Евгений Павлович. Что же вы над собой делаете? Стало быть, вы женитесь с какого-то страху? Тут понять ничего нельзя… Даже и не любя, может быть?

Мышкин. О нет, я люблю ее всей душой! Ведь это… дитя; теперь она дитя, совсем дитя! О, вы ничего не знаете!

Евгений Павлович. И в то же время уверяли в своей любви Аглаю Ивановну?

Мышкин. О да, да!

Евгений Павлович. Как же? Стало быть, обеих хотите любить?

Мышкин. О да, да!

Евгений Павлович. Помилуйте, князь, что вы говорите, опомнитесь!

Мышкин. Я без Аглаи… я непременно должен ее видеть! Я… я скоро умру во сне; я думал, что я нынешнюю ночь умру во сне. О, если б Аглая знала, знала бы всё… то есть непременно всё. Потому что тут надо знать всё, это первое дело! Почему мы никогда не можем всего узнать про другого, когда это надо, когда этот другой виноват!.. Я, впрочем, не знаю, что говорю, я запутался; вы ужасно поразили меня… И неужели у ней и теперь такое лицо, как тогда, когда она выбежала? О да, я виноват! Вероятнее всего, что я во всем виноват! Я еще не знаю, в чем именно, но я виноват… Тут есть что-то такое, чего я не могу вам объяснить, Евгений Павлович, и слов не имею, но… Аглая Ивановна поймет! О, я всегда верил, что она поймет.

Евгений Павлович. Нет, князь, не поймет! Аглая Ивановна любила как женщина, как человек, а не как… отвлеченный дух. Знаете ли что, бедный мой князь: вернее всего, что вы ни ту, ни другую никогда не любили!

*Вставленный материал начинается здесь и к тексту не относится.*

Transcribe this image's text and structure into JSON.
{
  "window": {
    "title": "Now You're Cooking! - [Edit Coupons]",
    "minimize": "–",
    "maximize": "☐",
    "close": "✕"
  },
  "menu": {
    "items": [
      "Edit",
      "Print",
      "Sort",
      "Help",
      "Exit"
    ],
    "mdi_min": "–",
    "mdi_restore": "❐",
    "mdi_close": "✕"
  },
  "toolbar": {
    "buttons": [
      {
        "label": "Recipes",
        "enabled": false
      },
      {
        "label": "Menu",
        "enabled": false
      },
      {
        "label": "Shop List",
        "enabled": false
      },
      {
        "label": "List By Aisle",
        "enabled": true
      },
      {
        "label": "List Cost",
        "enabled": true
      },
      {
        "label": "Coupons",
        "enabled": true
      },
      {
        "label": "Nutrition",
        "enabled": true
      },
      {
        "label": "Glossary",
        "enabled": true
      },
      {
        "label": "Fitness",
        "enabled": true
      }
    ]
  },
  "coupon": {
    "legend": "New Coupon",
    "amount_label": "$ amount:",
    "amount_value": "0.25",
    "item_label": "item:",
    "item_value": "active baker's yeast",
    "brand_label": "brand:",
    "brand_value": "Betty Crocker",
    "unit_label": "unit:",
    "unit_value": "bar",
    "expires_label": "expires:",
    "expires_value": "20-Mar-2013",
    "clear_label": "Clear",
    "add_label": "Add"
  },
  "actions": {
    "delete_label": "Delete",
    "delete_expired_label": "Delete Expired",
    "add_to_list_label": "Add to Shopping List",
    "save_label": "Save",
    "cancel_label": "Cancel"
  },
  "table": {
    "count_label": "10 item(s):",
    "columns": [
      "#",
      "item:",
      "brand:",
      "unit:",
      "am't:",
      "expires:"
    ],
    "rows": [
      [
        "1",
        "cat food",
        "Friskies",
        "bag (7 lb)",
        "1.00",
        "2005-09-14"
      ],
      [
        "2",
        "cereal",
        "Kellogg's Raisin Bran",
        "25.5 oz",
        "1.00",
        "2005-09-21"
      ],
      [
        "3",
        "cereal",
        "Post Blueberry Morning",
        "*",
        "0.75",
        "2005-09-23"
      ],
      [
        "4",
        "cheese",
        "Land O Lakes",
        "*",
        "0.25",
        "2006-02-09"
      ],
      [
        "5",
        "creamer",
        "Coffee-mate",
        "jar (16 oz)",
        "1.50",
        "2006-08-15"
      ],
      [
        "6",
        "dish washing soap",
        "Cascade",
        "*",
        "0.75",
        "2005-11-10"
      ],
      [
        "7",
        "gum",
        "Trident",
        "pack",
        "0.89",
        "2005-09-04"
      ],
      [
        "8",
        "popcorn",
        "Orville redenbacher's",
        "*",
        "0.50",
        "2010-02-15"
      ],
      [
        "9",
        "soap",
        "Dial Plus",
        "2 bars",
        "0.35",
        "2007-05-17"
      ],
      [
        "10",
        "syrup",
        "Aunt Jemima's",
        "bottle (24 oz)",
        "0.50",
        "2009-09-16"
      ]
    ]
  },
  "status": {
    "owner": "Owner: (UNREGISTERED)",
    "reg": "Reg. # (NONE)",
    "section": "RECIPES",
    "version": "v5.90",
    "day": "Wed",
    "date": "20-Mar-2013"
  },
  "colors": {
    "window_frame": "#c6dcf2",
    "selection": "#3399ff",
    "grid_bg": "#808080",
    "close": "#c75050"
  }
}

Мышкин. Я не знаю… может быть, может быть; вы во многом правы, Евгений Павлович. Вы чрезвычайно умны, Евгений Павлович; ах, у меня голова начинает опять болеть, пойдемте к ней! Ради бога, ради бога!

Евгений Павлович. Да говорю же вам, что ее в Павловске нет, она в Колмине.

Мышкин. Поедемте в Колмино, поедемте сейчас!

Евгений Павлович. Это не-воз-можно!

Мышкин. Послушайте, я напишу письмо; отвезите письмо!

Евгений Павлович. Нет, князь, нет! Избавьте от таких поручений, не могу!

Князя переполняет чувство, будто его держат на коротком поводке. Ему было в новинку, что отношения между мужчиной и женщиной так в одночасье могут быть безвозвратно разрушены. Его сознание снова переполняют воспоминания. Он пытается понять, что им было сделано не так.